The giant sperm whale exploded in transit on city street
An incredible sight could watch Tuesday residents of Taiwan Tainan — the explosion of a giant sperm whale. A huge 17-meter carcass weight of 50 tons were transported to a science lab for an autopsy on an open platform. And in that moment, when the platform with the tractor drove through the streets of the city, the carcass suddenly exploded under the pressure of gases cadaver. Scraps of meat, intestines, fat and blood clots settled on nearby parked cars and shop windows.
On the streets of a crowd of people with cameras and video cameras to capture the unusual sight — transport sperm whale. The spectacle was more than worthy, and after the explosion of the shop owners and residents had to arm themselves with gauze masks and scrubbing blood and animal remains from windows and walls. "How is this manure stinks! Blood and other rubbish — all fell out on the road, and it's disgusting, and the smell is awful," — says one of the city's residents.

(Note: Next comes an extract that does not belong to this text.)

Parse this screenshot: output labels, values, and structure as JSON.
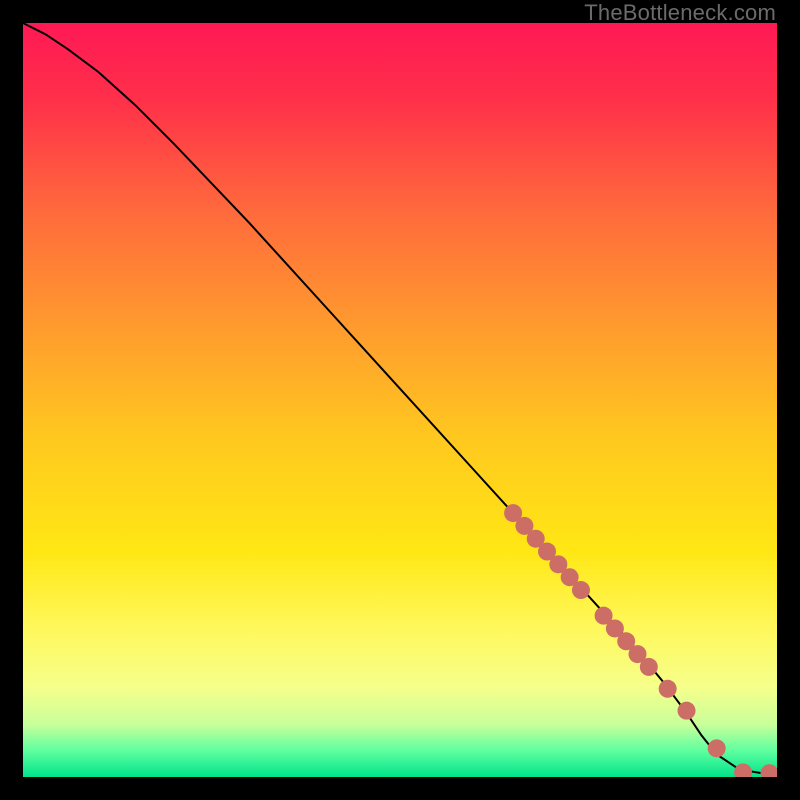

As the eTaiwanNews, this greatest of sperm whales caught in Taiwan was sent to a special research station: the territory of the National University of tractor with body guards did not miss. On spetsstantsii Shi-Tsao corpse of a sperm whale had to cut the company of marine biologists and taxidermists.
The animal was found dying at one of the beaches in the area Yonglin Saturday. Professor Wang Chin Pin, who ordered to take the carcass to spetsstantsiyu in order to enable it to serve as a scientific and educational purposes, said: "The animal was nearly dead when someone found it washed up on the beach … The decomposition process has led to the formation of a large amounts of gases, and when the pressure become excessive, the carcass exploded, scattering blood and guts on the street. "
Wang said that the carcass is left is enough to continue the transportation and dissect a sperm whale. Indeed, the post midway venture would be a shame: the sperm whale was loaded on the platform 13 hours, which used the 3 huge crane and work 50 workers.